…porque en España quiebran las personas. En el mundo civilizado, si una familia deja de pagar la hipoteca, el banco se queda con la casa y la familia se queda en la calle; punto y final. Es cruel, pero al menos no es sádico. En España, si una familia no puede pagar, el banco la desahucia y es entonces cuando realmente empiezan los problemas. La casa se va, pero la deuda permanece. El banco malvende el piso a través de una oscura subasta, donde varias mafias se reparten las tajadas, y después reclama al hipotecado lo que falte por pagar tras la venta. A esa resta entre el precio del piso en plena burbuja y el saldo de una subasta hay que sumar los intereses del crédito, los intereses de penalización, los costes judiciales y las minutas de los abogados.
El resultado suele ser atroz. Como la historia de Jaime Abelardo, que publicó hace unos días The New York Times (pincha en el primer resultado de la búsqueda): un ecuatoriano residente en Barcelona que se hipotecó para comprar un piso de 220.000 euros y ahora debe 260.000; por supuesto, también ha perdido el piso. Su pesadilla no es anecdótica. Según un reciente informe de la Unión de Consumidores de Catalunya y la Asociación de Usuarios de Cajas y Seguros de Catalunya, más de doscientas mil familias en España cayeron en esta trituradora entre 2007 y 2009; nadie sabe aún cuántas van este año, aunque otros informes dicen que hay 1,4 millones de ciudadanos al borde de la bancarrota personal.

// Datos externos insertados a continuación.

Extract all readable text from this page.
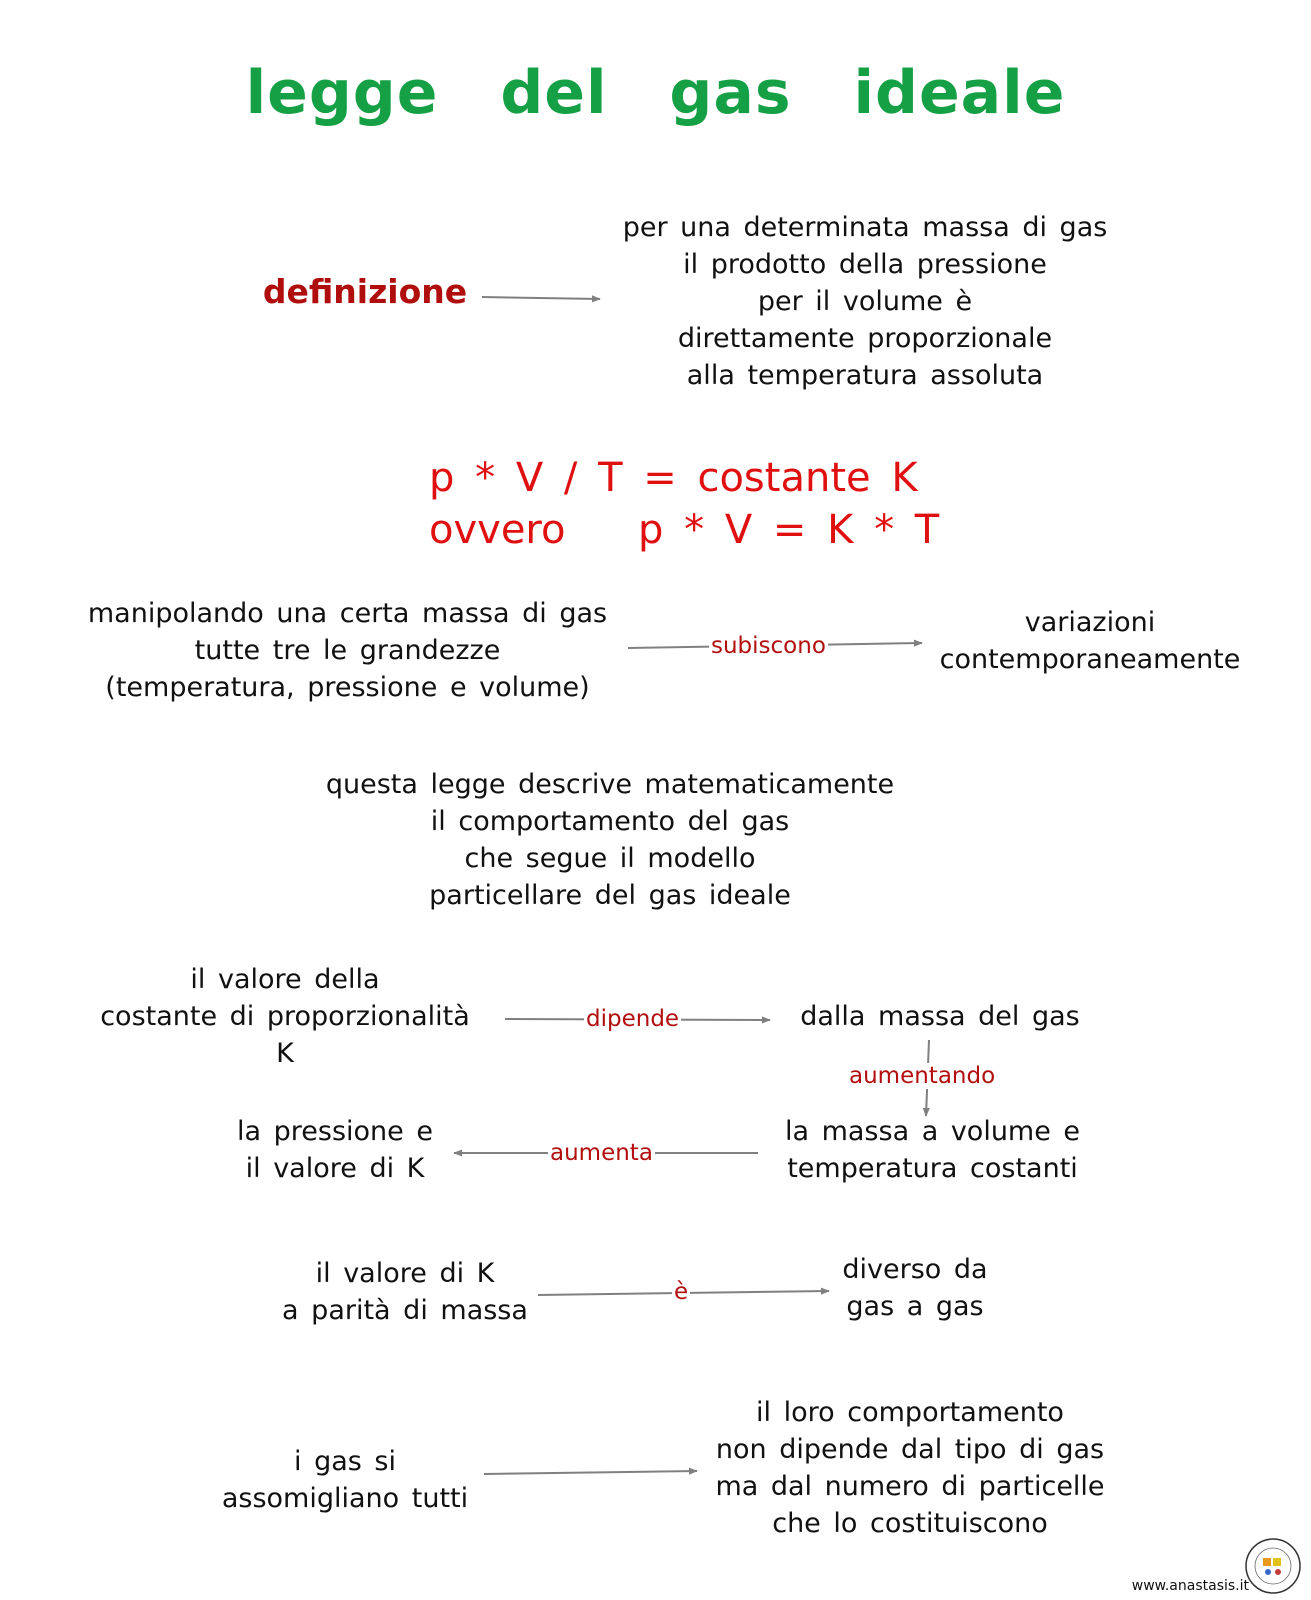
legge del gas ideale
definizione
per una determinata massa di gas
il prodotto della pressione
per il volume è
direttamente proporzionale
alla temperatura assoluta
p * V / T = costante K
ovvero p * V = K * T
manipolando una certa massa di gas
tutte tre le grandezze
(temperatura, pressione e volume)
subiscono
variazioni
contemporaneamente
questa legge descrive matematicamente
il comportamento del gas
che segue il modello
particellare del gas ideale
il valore della
costante di proporzionalità
K
dipende	dalla massa del gas
aumentando
la massa a volume e
temperatura costanti
aumenta
la pressione e
il valore di K
il valore di K
a parità di massa
è
diverso da
gas a gas
i gas si
assomigliano tutti
il loro comportamento
non dipende dal tipo di gas
ma dal numero di particelle
che lo costituiscono
www.anastasis.it
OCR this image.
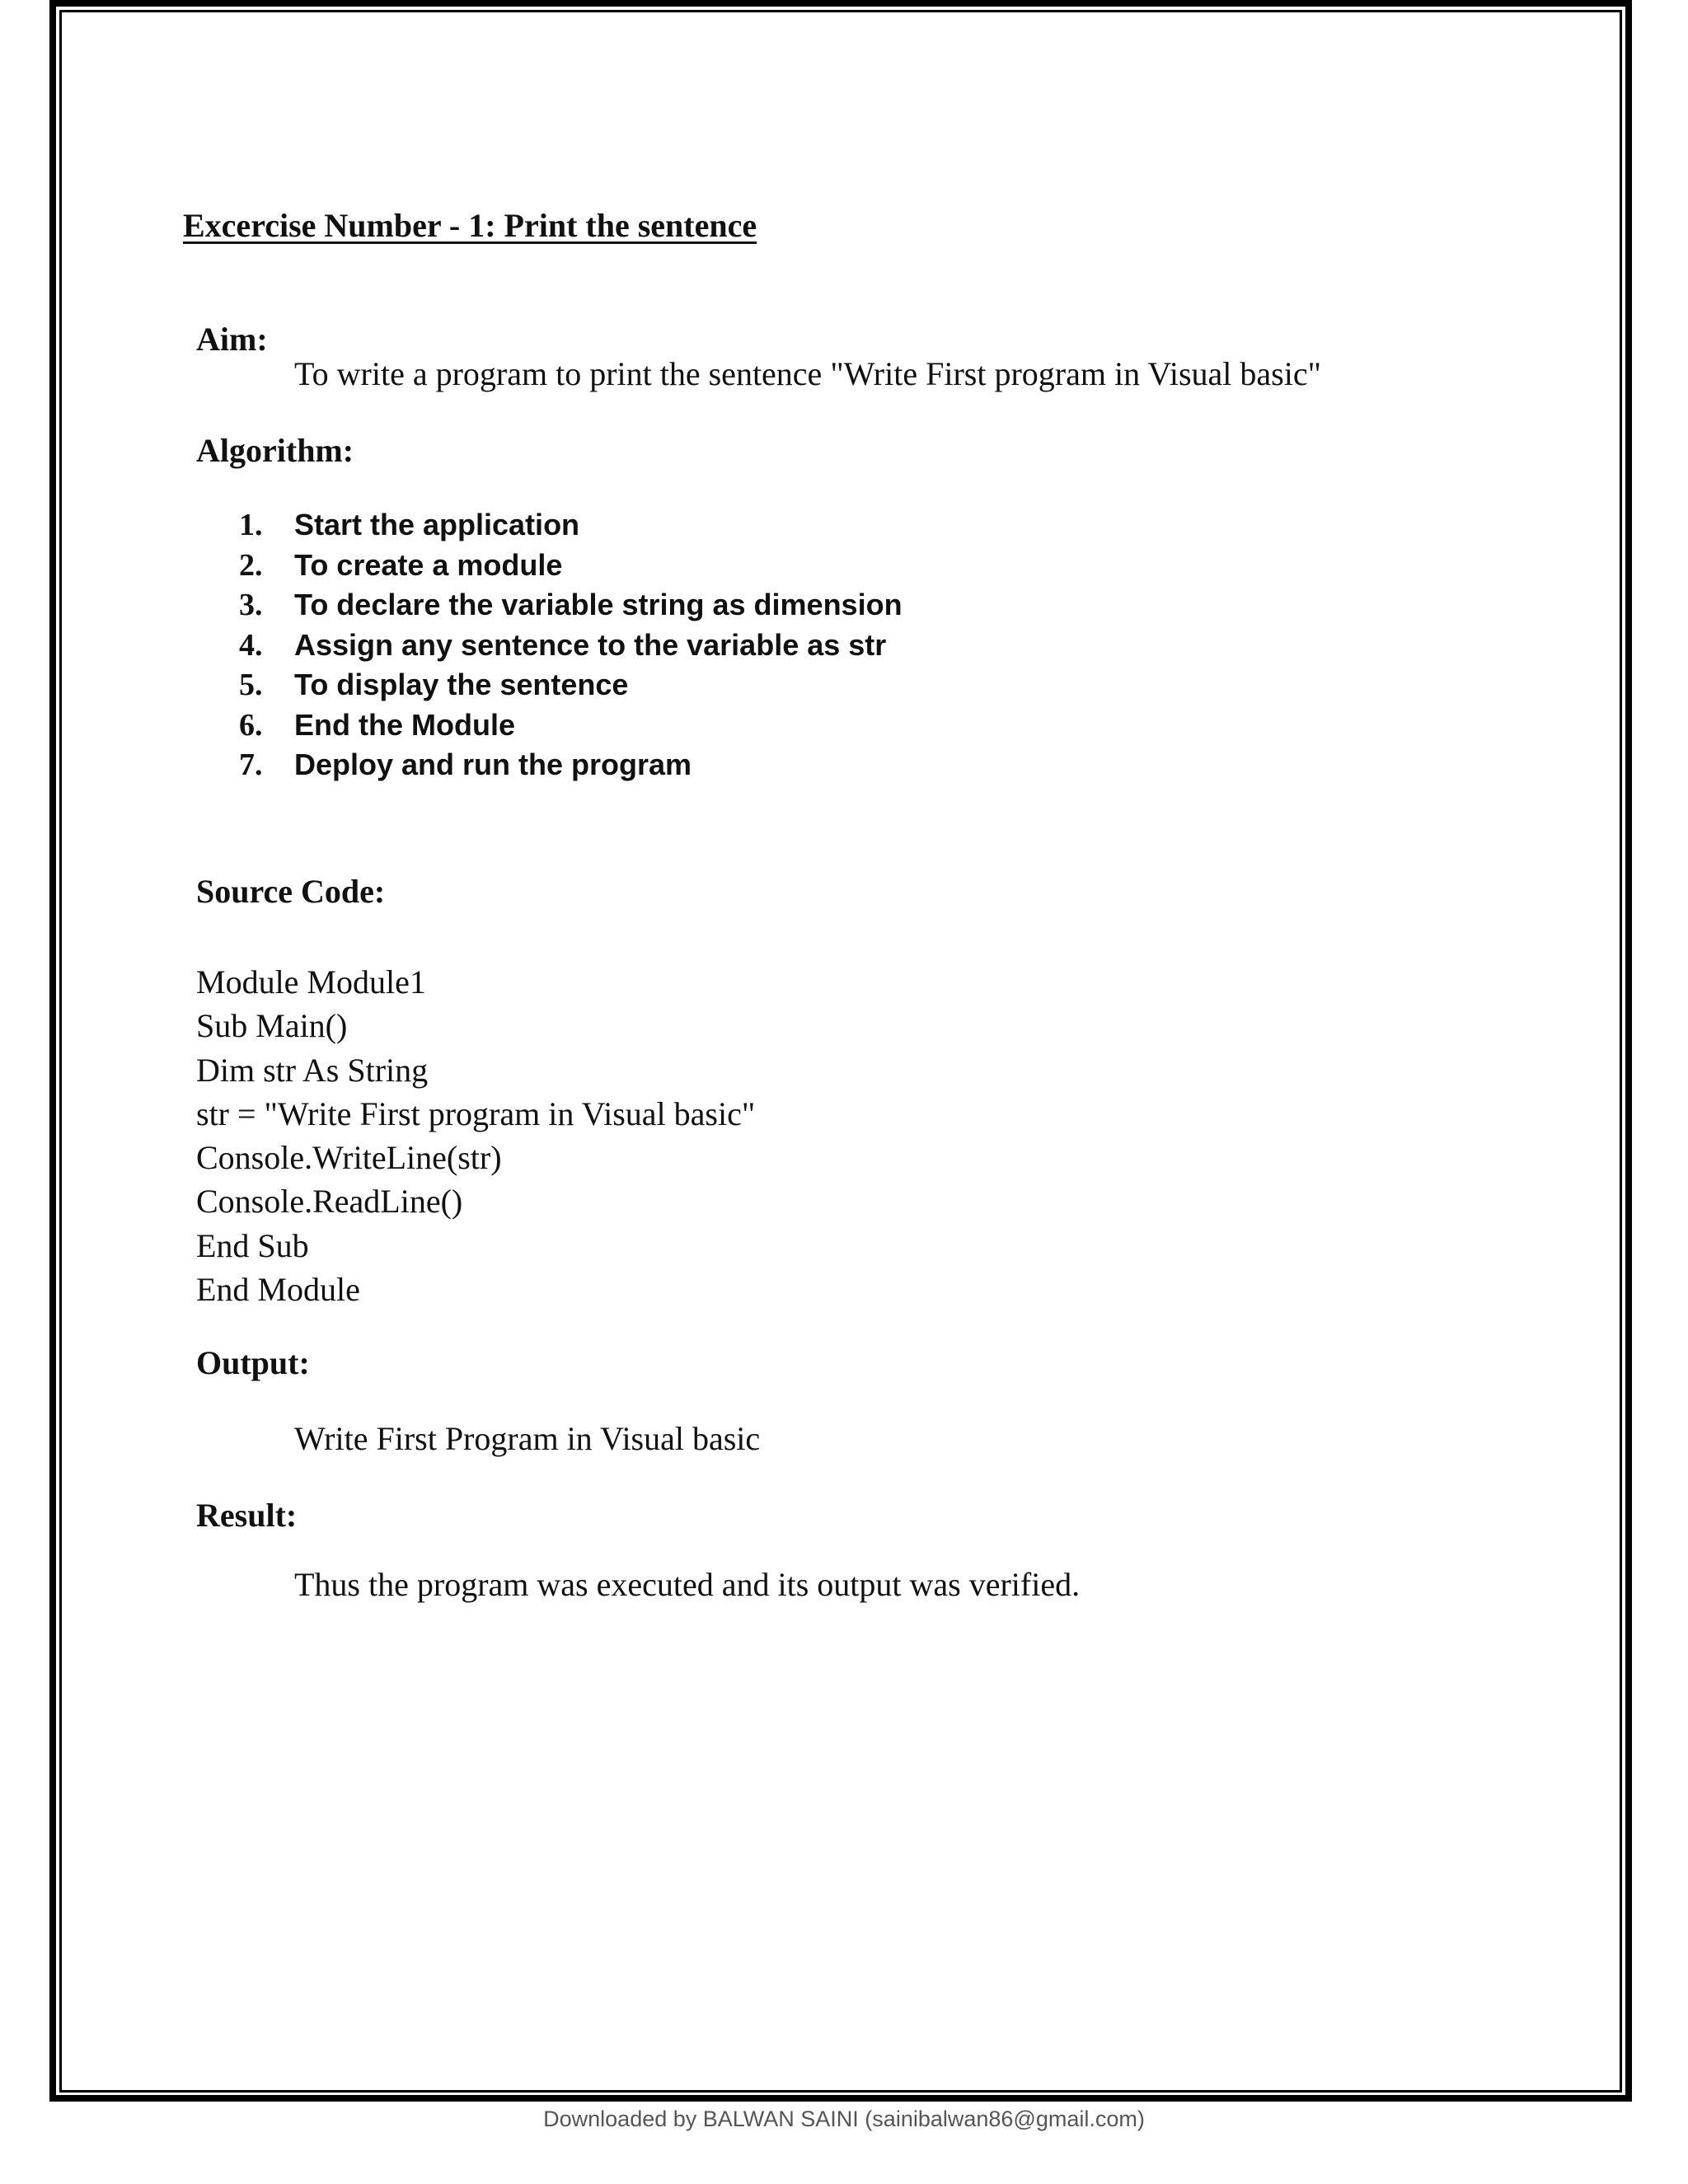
Excercise Number - 1: Print the sentence
Aim:

To write a program to print the sentence "Write First program in Visual basic"

Algorithm:
1. Start the application
2. To create a module
3. To declare the variable string as dimension
4. Assign any sentence to the variable as str
5. To display the sentence
6. End the Module
7. Deploy and run the program
Source Code:
Module Module1
Sub Main()
Dim str As String
str = "Write First program in Visual basic"
Console.WriteLine(str)
Console.ReadLine()
End Sub
End Module
Output:

Write First Program in Visual basic

Result:

Thus the program was executed and its output was verified.

Downloaded by BALWAN SAINI (sainibalwan86@gmail.com)
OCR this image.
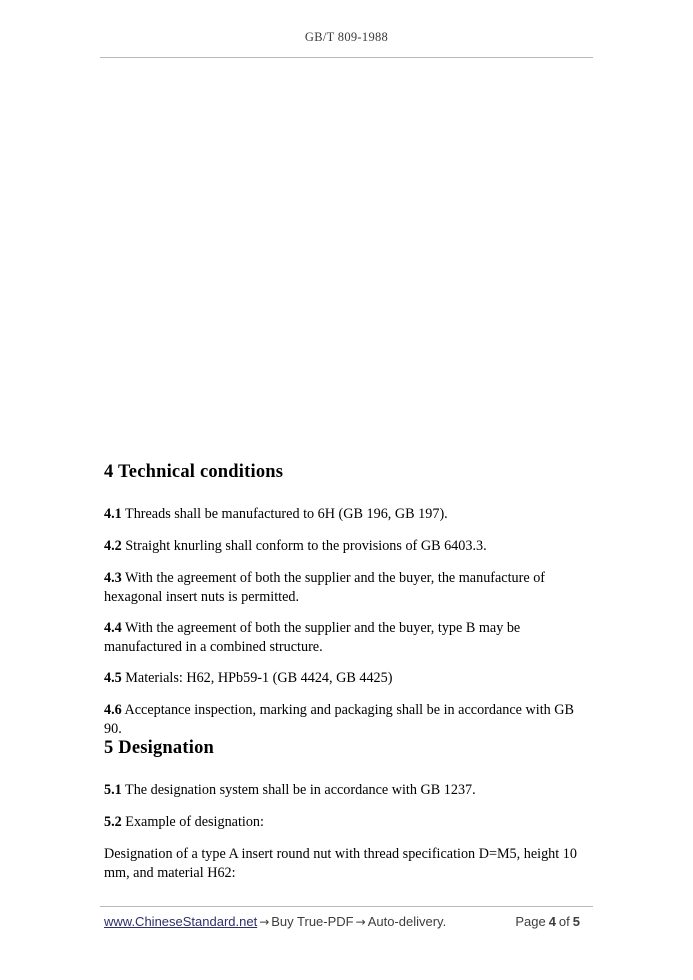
GB/T 809-1988
4 Technical conditions

4.1 Threads shall be manufactured to 6H (GB 196, GB 197).

4.2 Straight knurling shall conform to the provisions of GB 6403.3.

4.3 With the agreement of both the supplier and the buyer, the manufacture of hexagonal insert nuts is permitted.

4.4 With the agreement of both the supplier and the buyer, type B may be manufactured in a combined structure.

4.5 Materials: H62, HPb59-1 (GB 4424, GB 4425)

4.6 Acceptance inspection, marking and packaging shall be in accordance with GB 90.

5 Designation

5.1 The designation system shall be in accordance with GB 1237.

5.2 Example of designation:

Designation of a type A insert round nut with thread specification D=M5, height 10 mm, and material H62:

www.ChineseStandard.net → Buy True-PDF → Auto-delivery.	Page 4 of 5
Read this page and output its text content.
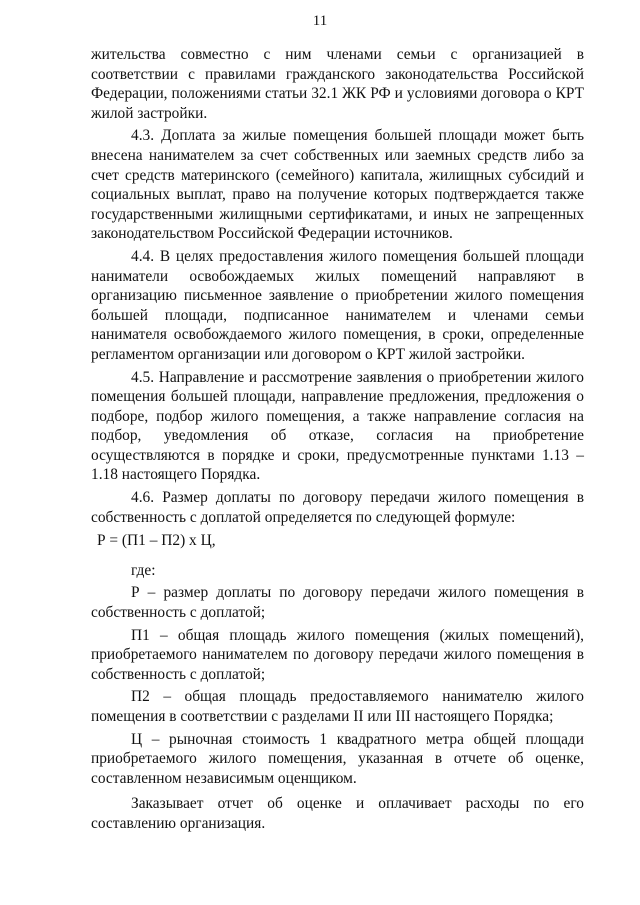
11

жительства совместно с ним членами семьи с организацией в соответствии с правилами гражданского законодательства Российской Федерации, положениями статьи 32.1 ЖК РФ и условиями договора о КРТ жилой застройки.

4.3. Доплата за жилые помещения большей площади может быть внесена нанимателем за счет собственных или заемных средств либо за счет средств материнского (семейного) капитала, жилищных субсидий и социальных выплат, право на получение которых подтверждается также государственными жилищными сертификатами, и иных не запрещенных законодательством Российской Федерации источников.

4.4. В целях предоставления жилого помещения большей площади наниматели освобождаемых жилых помещений направляют в организацию письменное заявление о приобретении жилого помещения большей площади, подписанное нанимателем и членами семьи нанимателя освобождаемого жилого помещения, в сроки, определенные регламентом организации или договором о КРТ жилой застройки.

4.5. Направление и рассмотрение заявления о приобретении жилого помещения большей площади, направление предложения, предложения о подборе, подбор жилого помещения, а также направление согласия на подбор, уведомления об отказе, согласия на приобретение осуществляются в порядке и сроки, предусмотренные пунктами 1.13 – 1.18 настоящего Порядка.

4.6. Размер доплаты по договору передачи жилого помещения в собственность с доплатой определяется по следующей формуле:

Р = (П1 – П2) х Ц,

где:

Р – размер доплаты по договору передачи жилого помещения в собственность с доплатой;

П1 – общая площадь жилого помещения (жилых помещений), приобретаемого нанимателем по договору передачи жилого помещения в собственность с доплатой;

П2 – общая площадь предоставляемого нанимателю жилого помещения в соответствии с разделами II или III настоящего Порядка;

Ц – рыночная стоимость 1 квадратного метра общей площади приобретаемого жилого помещения, указанная в отчете об оценке, составленном независимым оценщиком.

Заказывает отчет об оценке и оплачивает расходы по его составлению организация.
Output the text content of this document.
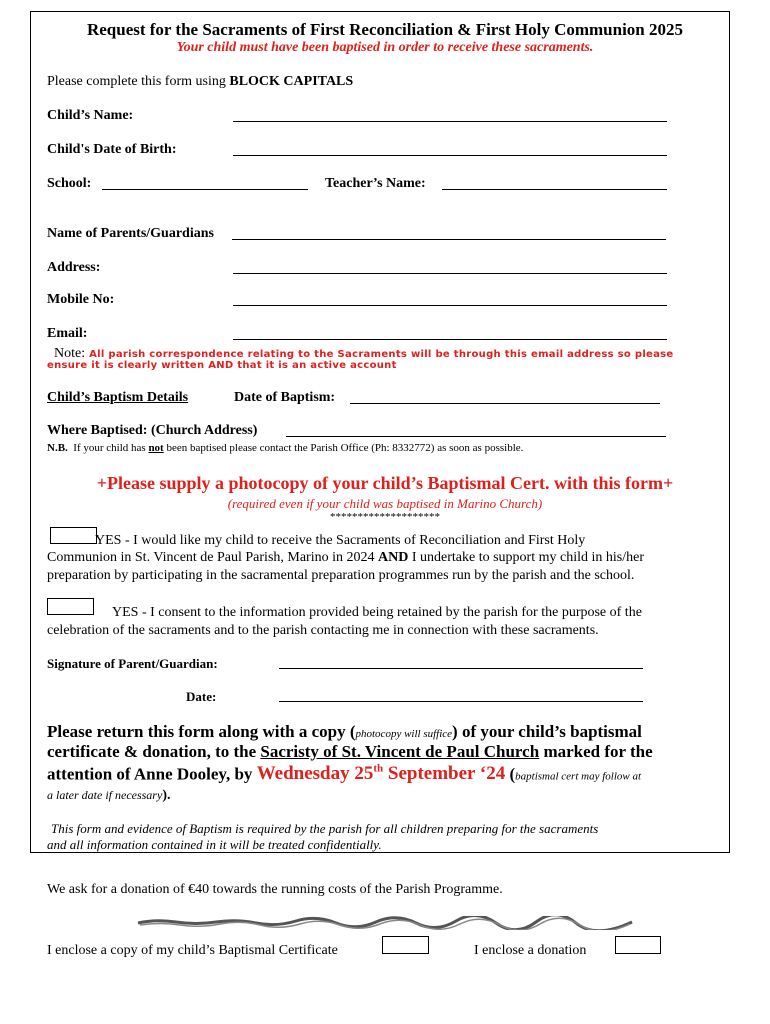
Request for the Sacraments of First Reconciliation & First Holy Communion 2025
Your child must have been baptised in order to receive these sacraments.
Please complete this form using BLOCK CAPITALS
Child’s Name:
Child's Date of Birth:
School:	Teacher’s Name:
Name of Parents/Guardians
Address:
Mobile No:
Email:
Note: All parish correspondence relating to the Sacraments will be through this email address so please
ensure it is clearly written AND that it is an active account
Child’s Baptism Details	Date of Baptism:
Where Baptised: (Church Address)
N.B. If your child has not been baptised please contact the Parish Office (Ph: 8332772) as soon as possible.
+Please supply a photocopy of your child’s Baptismal Cert. with this form+
(required even if your child was baptised in Marino Church)
********************
YES - I would like my child to receive the Sacraments of Reconciliation and First Holy
Communion in St. Vincent de Paul Parish, Marino in 2024 AND I undertake to support my child in his/her
preparation by participating in the sacramental preparation programmes run by the parish and the school.
YES - I consent to the information provided being retained by the parish for the purpose of the
celebration of the sacraments and to the parish contacting me in connection with these sacraments.
Signature of Parent/Guardian:
Date:
Please return this form along with a copy (photocopy will suffice) of your child’s baptismal
certificate & donation, to the Sacristy of St. Vincent de Paul Church marked for the
attention of Anne Dooley, by Wednesday 25th September ‘24 (baptismal cert may follow at
a later date if necessary).
This form and evidence of Baptism is required by the parish for all children preparing for the sacraments
and all information contained in it will be treated confidentially.
We ask for a donation of €40 towards the running costs of the Parish Programme.
I enclose a copy of my child’s Baptismal Certificate	I enclose a donation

¿La razón de este dislate? Que en este país en retroceso que presume de dos de los bancos más grandes del planeta, la draconiana ley hipotecaria ordena que incluso esos préstamos estén respaldados como si fuesen créditos personales, por todo el patrimonio presente y futuro, por medio de un procedimiento donde todas las garantías están del lado del que siempre gana, de la banca. En el mundo civilizado, son las casas las que se hipotecan. En España, hipotecamos a las personas.